The Emergent Mystique
The 'emerging church' movement has generated a lot of excitement but only a handful of congregations. Is it the wave of the future or a passing fancy?
By Andy Crouch | posted 11/01/2004 12:00AM

2 of 8

But it quickly becomes clear that these Wheaton College sweethearts have more on their minds than just cultural adaptation. "This is not just the same old message with new methods," Rob says. "We're rediscovering Christianity as an Eastern religion, as a way of life. Legal metaphors for faith don't deliver a way of life. We grew up in churches where people knew the nine verses why we don't speak in tongues, but had never experienced the overwhelming presence of God."
In fact, as the Bells describe it, after launching Mars Hill in 1999, they found themselves increasingly uncomfortable with church. "Life in the church had become so small," Kristen says. "It had worked for me for a long time. Then it stopped working." The Bells started questioning their assumptions about the Bible itself—"discovering the Bible as a human product," as Rob puts it, rather than the product of divine fiat. "The Bible is still in the center for us," Rob says, "but it's a different kind of center. We want to embrace mystery, rather than conquer it."
"I grew up thinking that we've figured out the Bible," Kristen says, "that we knew what it means. Now I have no idea what most of it means. And yet I feel like life is big again—like life used to be black and white, and now it's in color."
The more I talk with the Bells, the more aware I am that they are telling me a conversion narrative—not a story of salvation in the strict sense, but of having been delivered from a small life into a big life. The Bells, who flourished at evangelical institutions from Wheaton to Fuller Theological Seminary to Grand Rapids's Calvary Church before starting Mars Hill, were by their own account happy and successful young evangelicals. Yet that very world, as the Bells tell it, became constricting—in Kristen's phrase, "black and white."
An earlier generation of evangelicals, forged in battles with 20th-century liberalism, prided themselves on avoiding theological shades of gray, but their children see black, white, and gray as all equally unlifelike. They are looking for a faith that is colorful enough for their culturally savvy friends, deep enough for mystery, big enough for their own doubts. To get there, they are willing to abandon some long-defended battle lines.

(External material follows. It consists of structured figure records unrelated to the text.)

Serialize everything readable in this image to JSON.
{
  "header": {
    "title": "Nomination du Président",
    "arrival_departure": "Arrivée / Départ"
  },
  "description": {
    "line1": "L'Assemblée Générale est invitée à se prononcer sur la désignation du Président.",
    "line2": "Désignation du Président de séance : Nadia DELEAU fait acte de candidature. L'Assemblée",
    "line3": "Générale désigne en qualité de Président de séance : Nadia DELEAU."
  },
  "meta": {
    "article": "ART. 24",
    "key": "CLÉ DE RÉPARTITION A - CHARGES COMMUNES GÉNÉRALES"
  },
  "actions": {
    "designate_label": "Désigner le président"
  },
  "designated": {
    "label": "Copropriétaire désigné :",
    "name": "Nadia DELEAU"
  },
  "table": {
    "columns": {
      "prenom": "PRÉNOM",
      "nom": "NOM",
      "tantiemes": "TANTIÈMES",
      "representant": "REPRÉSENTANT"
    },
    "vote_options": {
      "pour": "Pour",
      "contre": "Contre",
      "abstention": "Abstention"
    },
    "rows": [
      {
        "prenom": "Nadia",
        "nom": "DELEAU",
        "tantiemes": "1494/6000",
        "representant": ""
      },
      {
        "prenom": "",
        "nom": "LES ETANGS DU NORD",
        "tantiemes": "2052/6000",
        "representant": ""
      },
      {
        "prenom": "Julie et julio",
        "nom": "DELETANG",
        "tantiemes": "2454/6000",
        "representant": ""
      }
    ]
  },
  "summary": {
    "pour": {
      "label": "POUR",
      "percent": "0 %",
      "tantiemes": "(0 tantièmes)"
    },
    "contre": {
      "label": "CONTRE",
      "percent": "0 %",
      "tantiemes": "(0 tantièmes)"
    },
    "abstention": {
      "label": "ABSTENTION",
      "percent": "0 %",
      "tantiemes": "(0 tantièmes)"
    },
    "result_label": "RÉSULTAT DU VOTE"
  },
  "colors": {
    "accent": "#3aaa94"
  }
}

"Weak is the new strong," it turns out, is not just Rob Bell's knowing reference to the world of fashion, nor just his clever reframing of Paul's message of Christlike life. It's a roadmap for a new way of doing church, even a big church.
And how did the Bells find their way out of the black-and-white world where they had been so successful and so dissatisfied? "Our lifeboat," Kristen says, "was A New Kind of Christian."
A Story of Two Friends
Brian McLaren is not particularly young—he was born in 1956—and he doesn't have cool hair, if only because he has very little hair at all. With his blue-jeans-and-Birkenstocks dress code and a middle-age paunch, he looks like a suburban, nondenominational pastor who came of age playing the guitar for youth ministry meetings in the 1970s.
Which is exactly what he is. Yet he is also the de facto spiritual leader for the emerging church, thanks to his indefatigable speaking and writing schedule that produced, among his many books, 2001's A New Kind of Christian.